Durante la cerimonia commemorativa, che ha avuto luogo nel luogo dell’eccidio, sono intervenuti figure di spicco, tra cui l’assessore comunale alla Rigenerazione urbana Maurizio Carta, l’assessore regionale alla Famiglia Nuccia Albano, il presidente della commissione Antimafia all’Ars Antonello Cracolici, il prefetto di Palermo Massimo Mariani e l’ex presidente del Senato Pietro Grasso. I partecipanti hanno reso omaggio alla memoria di Grassi insieme ai suoi familiari e ai rappresentanti delle Forze dell’Ordine.
Riflessioni sulla lotta alla mafia a 35 anni dall’omicidio
Libero Grassi venne colpito a morte la mattina del 29 agosto 1991 da un killer di Cosa nostra, Salvino Madonia, condannato all’ergastolo. Il suo coraggio e la sua denuncia contro il pizzo hanno spinto molti imprenditori a opporsi alle estorsioni, segnando un cambio di paradigma a Palermo. Durante la commemorazione, i figli di Grassi hanno espresso preoccupazione per la recrudescenza delle intimidazioni, pur riconoscendo che la città ha vissuto un cambiamento rispetto a tre decenni fa. Davide Grassi ha evidenziato il problema delle nuove generazioni disposte a compiere atti violenti per denaro, mentre Alice ha sottolineato l’importanza delle denunce, sebbene siano ancora insufficiente rispetto al fenomeno.

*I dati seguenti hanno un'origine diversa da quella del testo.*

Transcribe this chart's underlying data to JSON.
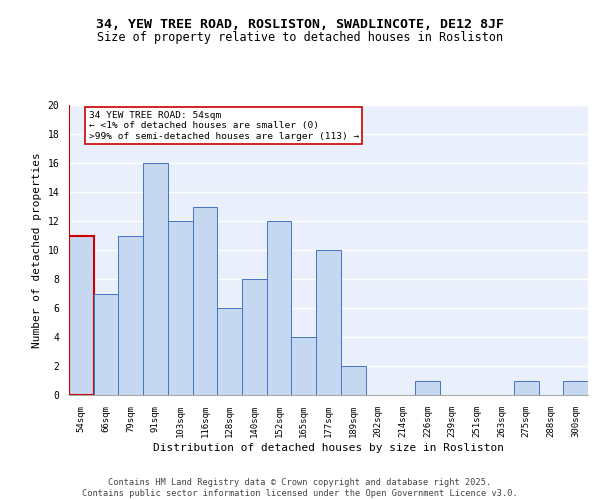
{
  "title1": "34, YEW TREE ROAD, ROSLISTON, SWADLINCOTE, DE12 8JF",
  "title2": "Size of property relative to detached houses in Rosliston",
  "xlabel": "Distribution of detached houses by size in Rosliston",
  "ylabel": "Number of detached properties",
  "categories": [
    "54sqm",
    "66sqm",
    "79sqm",
    "91sqm",
    "103sqm",
    "116sqm",
    "128sqm",
    "140sqm",
    "152sqm",
    "165sqm",
    "177sqm",
    "189sqm",
    "202sqm",
    "214sqm",
    "226sqm",
    "239sqm",
    "251sqm",
    "263sqm",
    "275sqm",
    "288sqm",
    "300sqm"
  ],
  "values": [
    11,
    7,
    11,
    16,
    12,
    13,
    6,
    8,
    12,
    4,
    10,
    2,
    0,
    0,
    1,
    0,
    0,
    0,
    1,
    0,
    1
  ],
  "bar_color": "#c5d8f0",
  "bar_edge_color": "#4472c4",
  "highlight_bar_index": 0,
  "highlight_bar_edge_color": "#cc0000",
  "annotation_box_text": "34 YEW TREE ROAD: 54sqm\n← <1% of detached houses are smaller (0)\n>99% of semi-detached houses are larger (113) →",
  "ylim": [
    0,
    20
  ],
  "yticks": [
    0,
    2,
    4,
    6,
    8,
    10,
    12,
    14,
    16,
    18,
    20
  ],
  "background_color": "#eaf0fb",
  "grid_color": "#ffffff",
  "footer_text": "Contains HM Land Registry data © Crown copyright and database right 2025.\nContains public sector information licensed under the Open Government Licence v3.0.",
  "title1_fontsize": 9.5,
  "title2_fontsize": 8.5,
  "xlabel_fontsize": 8,
  "ylabel_fontsize": 8,
  "annotation_fontsize": 6.8,
  "footer_fontsize": 6.2,
  "tick_fontsize": 6.5,
  "ytick_fontsize": 7
}
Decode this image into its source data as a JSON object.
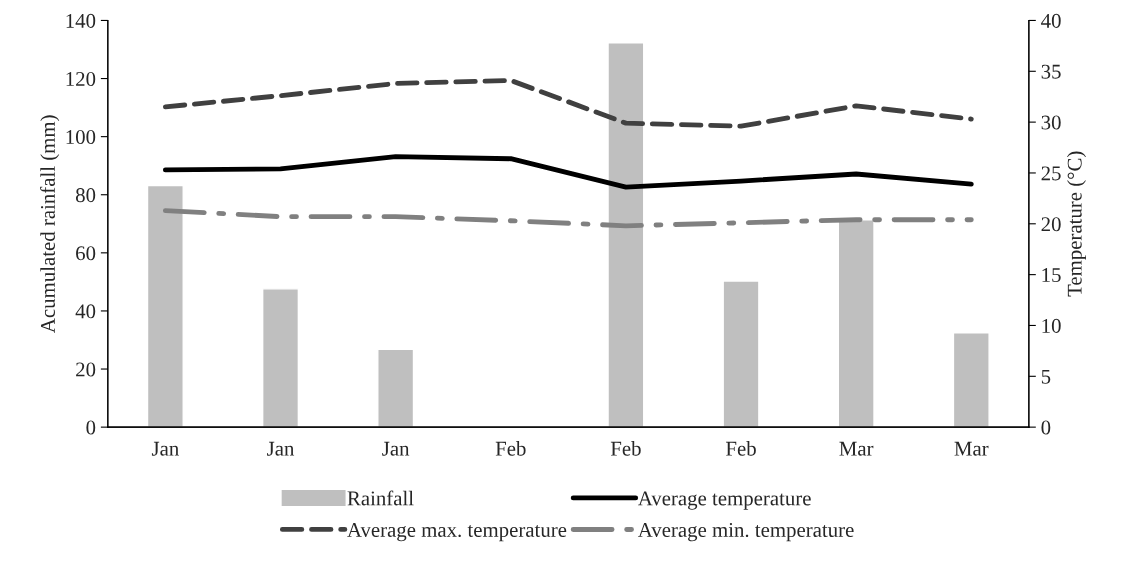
{
  "chart_data": {
    "type": "bar",
    "ylabel": "Acumulated rainfall (mm)",
    "y2label": "Temperature (°C)",
    "categories": [
      "Jan",
      "Jan",
      "Jan",
      "Feb",
      "Feb",
      "Feb",
      "Mar",
      "Mar"
    ],
    "series": [
      {
        "name": "Rainfall",
        "color": "#bfbfbf",
        "values": [
          83.2,
          47.6,
          26.8,
          null,
          132.3,
          50.3,
          71.4,
          32.5
        ]
      },
      {
        "name": "Average temperature",
        "type": "line",
        "axis": "y2",
        "color": "#000000",
        "line_style": "solid",
        "values": [
          25.3,
          25.4,
          26.6,
          26.4,
          23.6,
          24.2,
          24.9,
          23.9
        ]
      },
      {
        "name": "Average max. temperature",
        "type": "line",
        "axis": "y2",
        "color": "#404040",
        "line_style": "dashed",
        "values": [
          31.5,
          32.6,
          33.8,
          34.1,
          29.9,
          29.6,
          31.6,
          30.3
        ]
      },
      {
        "name": "Average min. temperature",
        "type": "line",
        "axis": "y2",
        "color": "#808080",
        "line_style": "dashdot",
        "values": [
          21.3,
          20.7,
          20.7,
          20.3,
          19.8,
          20.1,
          20.4,
          20.4
        ]
      }
    ],
    "ylim": [
      0,
      140
    ],
    "yticks": [
      0,
      20,
      40,
      60,
      80,
      100,
      120,
      140
    ],
    "y2lim": [
      0,
      40
    ],
    "y2ticks": [
      0,
      5,
      10,
      15,
      20,
      25,
      30,
      35,
      40
    ],
    "grid": false,
    "legend": "bottom"
  }
}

In occasione dell’anniversario, si è parlato anche dei lavori di bonifica al futuro parco Libero Grassi: attualmente in stand-by, il progetto è bloccato a causa di problemi di sicurezza e di fondi. L’assessore Carta ha ribadito l’importanza di completare i lavori e di garantire la sicurezza del progetto. Ha inoltre ricordato l’esempio di Libero Grassi come simbolo di una lotta continua contro le ingerenze mafiose, sottolineando che le istituzioni e la società civile devono rimanere unite per affrontare le infiltrazioni mafiose.
La commemorazione di Libero Grassi rappresenta non solo un atto di memoria, ma anche un impegno collettivo nella lotta continua contro la mafia. A distanza di 35 anni, la battaglia contro l’estorsione e l’illegalità resta una priorità per Palermo, dove è fondamentale continuare a promuovere la denuncia e la giustizia.